Among the Journalism Workshop students, McIntosh wants to become a travel journalist and talk to people from different countries and cultures. The project gave her an opportunity to hone her interview skills for the work.
“It helped with getting out there and talking to people that I normally wouldn’t do,” she says.
Coss says the project provides more hands-on experience with journalism outside of a typical class project. It’s something that will strengthen her résumé when it’s time to look for a job.
It’s also given her a way to overcome the natural anxiety of talking to someone she’s never met.
“Sometimes I’m a little bit shy and introverted,” she says. “A lot of times I push myself, because I know this is for the greater good.”
Asking tough questions of interviewees, such as how much student debt they’ve accrued, was a challenge for Frantz “because it’s really none of my business,” he says. However, he understands why those questions need to be asked and sees the value in the information.

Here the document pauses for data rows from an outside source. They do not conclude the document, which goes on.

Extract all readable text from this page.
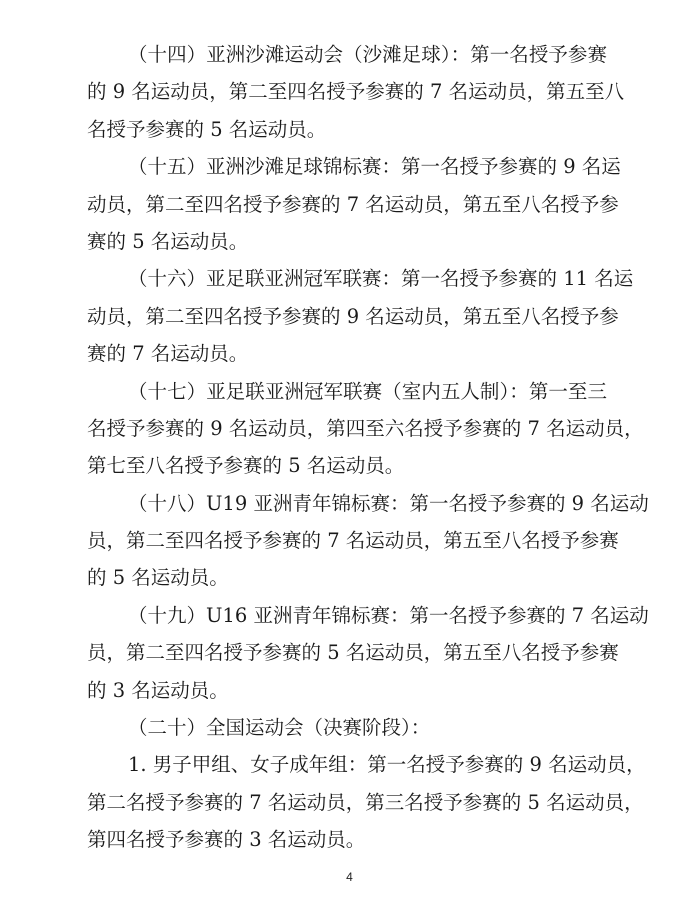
（十四）亚洲沙滩运动会（沙滩足球）：第一名授予参赛
的 9 名运动员，第二至四名授予参赛的 7 名运动员，第五至八
名授予参赛的 5 名运动员。
（十五）亚洲沙滩足球锦标赛：第一名授予参赛的 9 名运
动员，第二至四名授予参赛的 7 名运动员，第五至八名授予参
赛的 5 名运动员。
（十六）亚足联亚洲冠军联赛：第一名授予参赛的 11 名运
动员，第二至四名授予参赛的 9 名运动员，第五至八名授予参
赛的 7 名运动员。
（十七）亚足联亚洲冠军联赛（室内五人制）：第一至三
名授予参赛的 9 名运动员，第四至六名授予参赛的 7 名运动员，
第七至八名授予参赛的 5 名运动员。
（十八）U19 亚洲青年锦标赛：第一名授予参赛的 9 名运动
员，第二至四名授予参赛的 7 名运动员，第五至八名授予参赛
的 5 名运动员。
（十九）U16 亚洲青年锦标赛：第一名授予参赛的 7 名运动
员，第二至四名授予参赛的 5 名运动员，第五至八名授予参赛
的 3 名运动员。
（二十）全国运动会（决赛阶段）：
1. 男子甲组、女子成年组：第一名授予参赛的 9 名运动员，
第二名授予参赛的 7 名运动员，第三名授予参赛的 5 名运动员，
第四名授予参赛的 3 名运动员。
4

“If you have an angle you’re trying to pursue, absolutely you have to get that,” he says.
Getting the students real-world experience and connecting them with local press professionals was the impetus behind the project, Gatts says.
For The Business Journal, the goal is to learn what YSU students are thinking about their job prospects.
Gatts, a former reporter for The Business Journal and producer at WKBN-TV, says she’s long found value in having students work with community partners. While working at the newspaper, she would keep up with students who were writing for The Jambar.
“We would find somebody who seemed like a good writer and offer them a chance to write a story,” Gatts says. “Andrea would always be very proactive in trying to be involved in fostering the next generation of journalists,” she says of the newspaper’s publisher, Andrea Wood. That’s instilled in me the need to be proactive.”
Pictured: Meet the YSU Journalism Workshop/Brain Gain team. Front row, students Jillian McIntosh, Betty Coss, Mia Albaugh and Cara Kalouris. Back row: Professor Michele Ristich Gatts, Jambar Managing Editor Sydney Stalnecker, student Aaron Frantz, Business Journal content manager Jeremy Lydic, student Austin Caroline and Jambar Editor-in-Chief Abigail Cloutier. (Not present for the photo were students Kyle Wills and Kayla Duley.)